In accordance with Article 4(6) of Regulation (EC) No 1049/2001, we have considered whether
partial access could be granted to the concerned documents. However, they are either entirely
covered by the above-mentioned exception under Article 4(2) of Regulation (EC) No
1049/2001, or the expungement of the information falling under the exception identified above
is so significant that it renders the documents irrelevant, which is why they have not been
provided.
Disclaimer
You may reuse the documents requested free of charge for non-commercial and commercial
purposes provided that the source is acknowledged and that you do not distort the original
meaning or message of the document/documents. Please note that the information included in
the documents may not be up to date anymore. Neither the EDPB, nor its Secretariat assume
liability stemming from the reuse of the documents.
[1] Regulation (EU) 2016/679 of the European Parliament and of the Council of 27 April 2016
on the protection of natural persons with regard to the processing of personal data and on the
free movement of such data, and repealing Directive 95/46/EC (General Data Protection
Regulation)
[2] Regulation (EU) 2018/1725 of the European Parliament and of the Council of 23 October
2018 on the protection of natural persons with regard to the processing of personal data by the
Union institutions, bodies, offices and agencies and on the free movement of such data, and
repealing Regulation (EC) No 45/2001 and Decision No 1247/2002/EC
[3] Article 38 and 39(1)(a) GDPR and Article 44 and 45(1)(a) Regulation 2018/1725.
[4] Judgment of the Court of Justice of 1 July 2008 in case C-39/05 P and C-52/05 P, Sweden
& Turco v Council, paragraph 42 and Judgment of the General Court of 7 September 2022 in
case T-448/21, Saure v European Commission, paragraph 60.

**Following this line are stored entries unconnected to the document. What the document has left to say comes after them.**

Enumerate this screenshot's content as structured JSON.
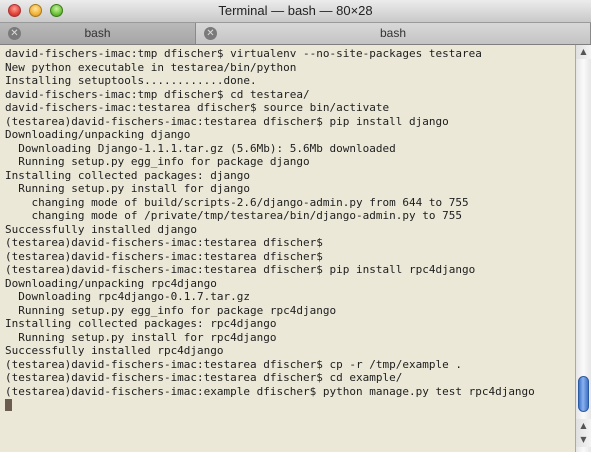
{
  "window": {
    "title": "Terminal — bash — 80×28"
  },
  "tabs": [
    {
      "label": "bash",
      "active": false
    },
    {
      "label": "bash",
      "active": true
    }
  ],
  "terminal": {
    "lines": [
      "david-fischers-imac:tmp dfischer$ virtualenv --no-site-packages testarea",
      "New python executable in testarea/bin/python",
      "Installing setuptools............done.",
      "david-fischers-imac:tmp dfischer$ cd testarea/",
      "david-fischers-imac:testarea dfischer$ source bin/activate",
      "(testarea)david-fischers-imac:testarea dfischer$ pip install django",
      "Downloading/unpacking django",
      "  Downloading Django-1.1.1.tar.gz (5.6Mb): 5.6Mb downloaded",
      "  Running setup.py egg_info for package django",
      "Installing collected packages: django",
      "  Running setup.py install for django",
      "    changing mode of build/scripts-2.6/django-admin.py from 644 to 755",
      "    changing mode of /private/tmp/testarea/bin/django-admin.py to 755",
      "Successfully installed django",
      "(testarea)david-fischers-imac:testarea dfischer$",
      "(testarea)david-fischers-imac:testarea dfischer$",
      "(testarea)david-fischers-imac:testarea dfischer$ pip install rpc4django",
      "Downloading/unpacking rpc4django",
      "  Downloading rpc4django-0.1.7.tar.gz",
      "  Running setup.py egg_info for package rpc4django",
      "Installing collected packages: rpc4django",
      "  Running setup.py install for rpc4django",
      "Successfully installed rpc4django",
      "(testarea)david-fischers-imac:testarea dfischer$ cp -r /tmp/example .",
      "(testarea)david-fischers-imac:testarea dfischer$ cd example/",
      "(testarea)david-fischers-imac:example dfischer$ python manage.py test rpc4django"
    ]
  },
  "icons": {
    "close": "close-window-icon",
    "minimize": "minimize-window-icon",
    "zoom": "zoom-window-icon",
    "tab_close": "tab-close-icon",
    "scroll_up": "scroll-up-arrow-icon",
    "scroll_down": "scroll-down-arrow-icon"
  },
  "colors": {
    "terminal_background": "#ebe8d8",
    "terminal_text": "#1d1d1d",
    "scroll_thumb": "#3f73c7"
  }
}
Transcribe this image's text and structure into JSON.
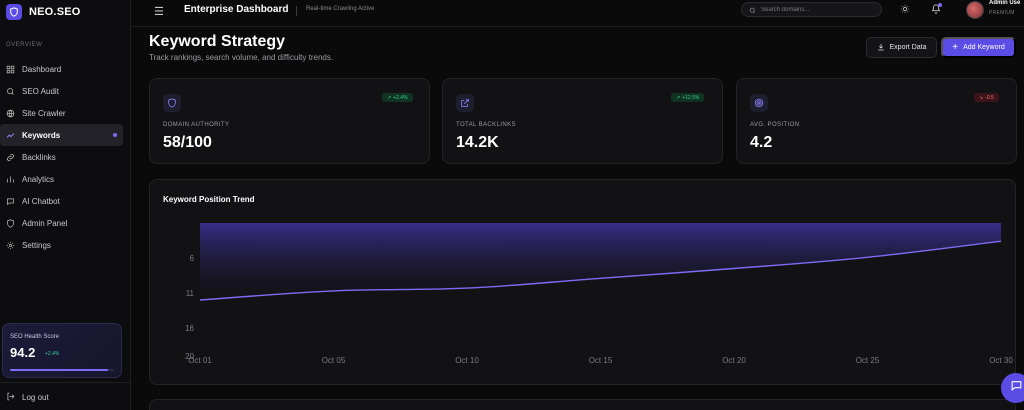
{
  "brand": {
    "name": "NEO.SEO"
  },
  "sidebar": {
    "section_label": "OVERVIEW",
    "items": [
      {
        "label": "Dashboard",
        "icon": "grid-icon",
        "active": false
      },
      {
        "label": "SEO Audit",
        "icon": "search-icon",
        "active": false
      },
      {
        "label": "Site Crawler",
        "icon": "globe-icon",
        "active": false
      },
      {
        "label": "Keywords",
        "icon": "trending-icon",
        "active": true
      },
      {
        "label": "Backlinks",
        "icon": "link-icon",
        "active": false
      },
      {
        "label": "Analytics",
        "icon": "bar-chart-icon",
        "active": false
      },
      {
        "label": "AI Chatbot",
        "icon": "chat-icon",
        "active": false
      },
      {
        "label": "Admin Panel",
        "icon": "shield-icon",
        "active": false
      },
      {
        "label": "Settings",
        "icon": "gear-icon",
        "active": false
      }
    ],
    "health": {
      "title": "SEO Health Score",
      "score": "94.2",
      "delta": "+2.4%",
      "progress": 0.942
    },
    "logout_label": "Log out"
  },
  "header": {
    "title": "Enterprise Dashboard",
    "status": "Real-time Crawling Active",
    "search_placeholder": "Search domains...",
    "user_name": "Admin Use",
    "user_tier": "PREMIUM"
  },
  "main": {
    "title": "Keyword Strategy",
    "subtitle": "Track rankings, search volume, and difficulty trends.",
    "export_label": "Export Data",
    "add_label": "Add Keyword"
  },
  "stats": [
    {
      "label": "DOMAIN AUTHORITY",
      "value": "58/100",
      "delta": "+2.4%",
      "trend": "up",
      "icon": "shield-icon"
    },
    {
      "label": "TOTAL BACKLINKS",
      "value": "14.2K",
      "delta": "+12.5%",
      "trend": "up",
      "icon": "external-link-icon"
    },
    {
      "label": "AVG. POSITION",
      "value": "4.2",
      "delta": "-0.5",
      "trend": "down",
      "icon": "target-icon"
    }
  ],
  "colors": {
    "accent": "#5b4ce6",
    "line": "#7c6cf5",
    "up": "#34d399",
    "down": "#f87171"
  },
  "chart_data": {
    "type": "area",
    "title": "Keyword Position Trend",
    "x": [
      "Oct 01",
      "Oct 05",
      "Oct 10",
      "Oct 15",
      "Oct 20",
      "Oct 25",
      "Oct 30"
    ],
    "series": [
      {
        "values": [
          12,
          10.7,
          10.3,
          8.9,
          7.5,
          5.9,
          3.6
        ]
      }
    ],
    "y_ticks": [
      6,
      11,
      16,
      20
    ],
    "ylim": [
      1,
      20
    ],
    "y_inverted": true,
    "grid": false
  }
}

[5] Regulation (EU) 2016/679 of the European Parliament and of the Council of 27 April 2016
on the protection of natural persons with regard to the processing of personal data and on the
free movement of such data, and repealing Directive 95/46/EC (General Data Protection
Regulation)
[6] Regulation (EU) 2018/1725 of the European Parliament and of the Council of 23 October
2018 on the protection of natural persons with regard to the processing of personal data by the
Union institutions, bodies, offices and agencies and on the free movement of such data, and
repealing Regulation (EC) No 45/2001 and Decision No 1247/2002/EC
[7] Article 38 and 39(1)(a) GDPR and Article 44 and 45(1)(a) Regulation 2018/1725.
[8] Judgment of the Court of Justice of 1 July 2008 in case C-39/05 P and C-52/05 P, Sweden
& Turco v Council, paragraph 42 and Judgment of the General Court of 7 September 2022 in
case T-448/21, Saure v European Commission, paragraph 60.”
Daher kommt die bremische Landesbeauftragte für Datenschutz und Informationsfreiheit zu dem Ergebnis, dass der Informationszugang zum Hauptdokument und der Anlage 3 nachteilige Auswirkungen auf internationale Beziehungen haben kann und daher nach § 3 Absatz 1 Nr. a BremIFG kein Informationszugang besteht.
Die beiden Anhänge 1 und 2 fügen wir mit wenigen Schwärzungen bei.